In this notebook, we've implemented and analyzed several Explainable AI techniques for our heart disease prediction model:

1. **SHAP (Global Explanations)**: We identified which features are most important overall for predicting heart disease.

2. **SHAP (Local Explanations)**: We examined how specific feature values contribute to individual predictions through force plots and decision plots.

3. **LIME Explanations**: We generated local explanations using LIME, which creates simple approximations of the model for individual predictions.

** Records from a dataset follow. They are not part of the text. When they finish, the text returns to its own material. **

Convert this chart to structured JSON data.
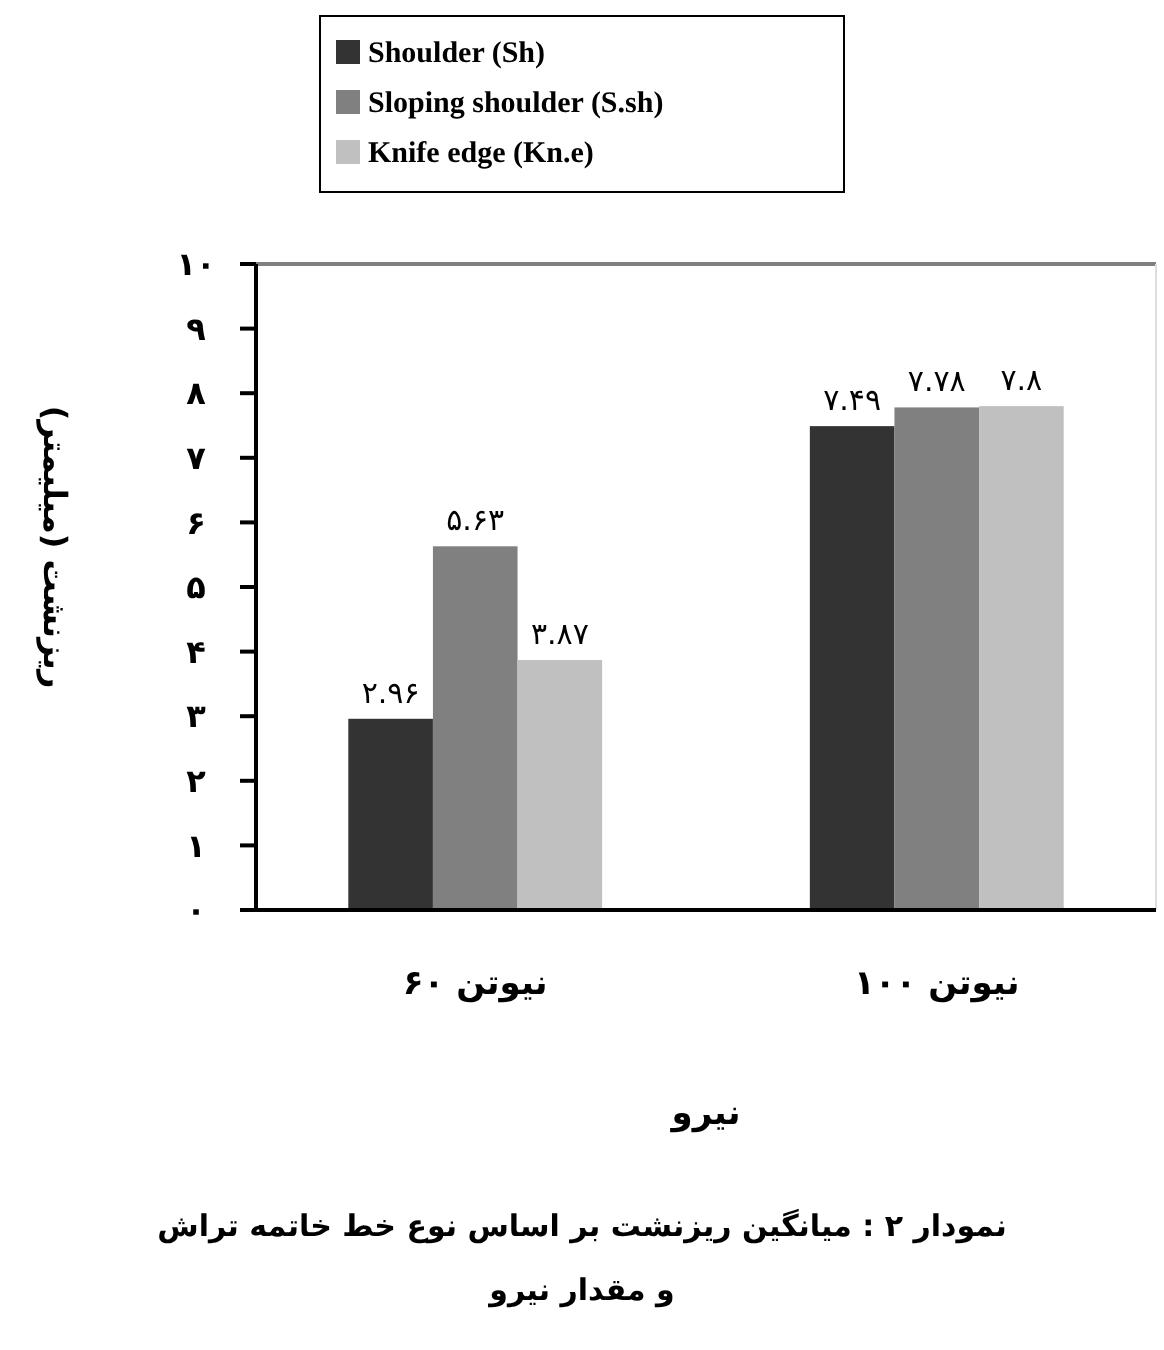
{
  "chart_data": {
    "type": "bar",
    "categories": [
      "نیوتن ۶۰",
      "نیوتن ۱۰۰"
    ],
    "series": [
      {
        "name": "Shoulder (Sh)",
        "color": "#333333",
        "values": [
          2.96,
          7.49
        ],
        "value_labels": [
          "۲.۹۶",
          "۷.۴۹"
        ]
      },
      {
        "name": "Sloping shoulder (S.sh)",
        "color": "#808080",
        "values": [
          5.63,
          7.78
        ],
        "value_labels": [
          "۵.۶۳",
          "۷.۷۸"
        ]
      },
      {
        "name": "Knife edge (Kn.e)",
        "color": "#c0c0c0",
        "values": [
          3.87,
          7.8
        ],
        "value_labels": [
          "۳.۸۷",
          "۷.۸"
        ]
      }
    ],
    "ylim": [
      0,
      10
    ],
    "yticks": [
      {
        "value": 0,
        "label": "۰"
      },
      {
        "value": 1,
        "label": "۱"
      },
      {
        "value": 2,
        "label": "۲"
      },
      {
        "value": 3,
        "label": "۳"
      },
      {
        "value": 4,
        "label": "۴"
      },
      {
        "value": 5,
        "label": "۵"
      },
      {
        "value": 6,
        "label": "۶"
      },
      {
        "value": 7,
        "label": "۷"
      },
      {
        "value": 8,
        "label": "۸"
      },
      {
        "value": 9,
        "label": "۹"
      },
      {
        "value": 10,
        "label": "۱۰"
      }
    ],
    "xlabel": "نیرو",
    "ylabel": "ریزنشت (میلیمتر)",
    "annotations": [
      "نمودار ۲ : میانگین ریزنشت بر اساس نوع خط خاتمه تراش",
      "و مقدار نیرو"
    ],
    "legend": "top",
    "grid": false
  }
}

4. **Comparison**: We compared SHAP and LIME explanations, noting similarities and differences in their interpretations.

5. **API Integration**: We created a reusable function that can be integrated into our backend API to generate explanations for any new patient.

These XAI techniques provide transparency into our model's decision-making process, helping both healthcare providers and patients understand the factors driving heart disease risk predictions.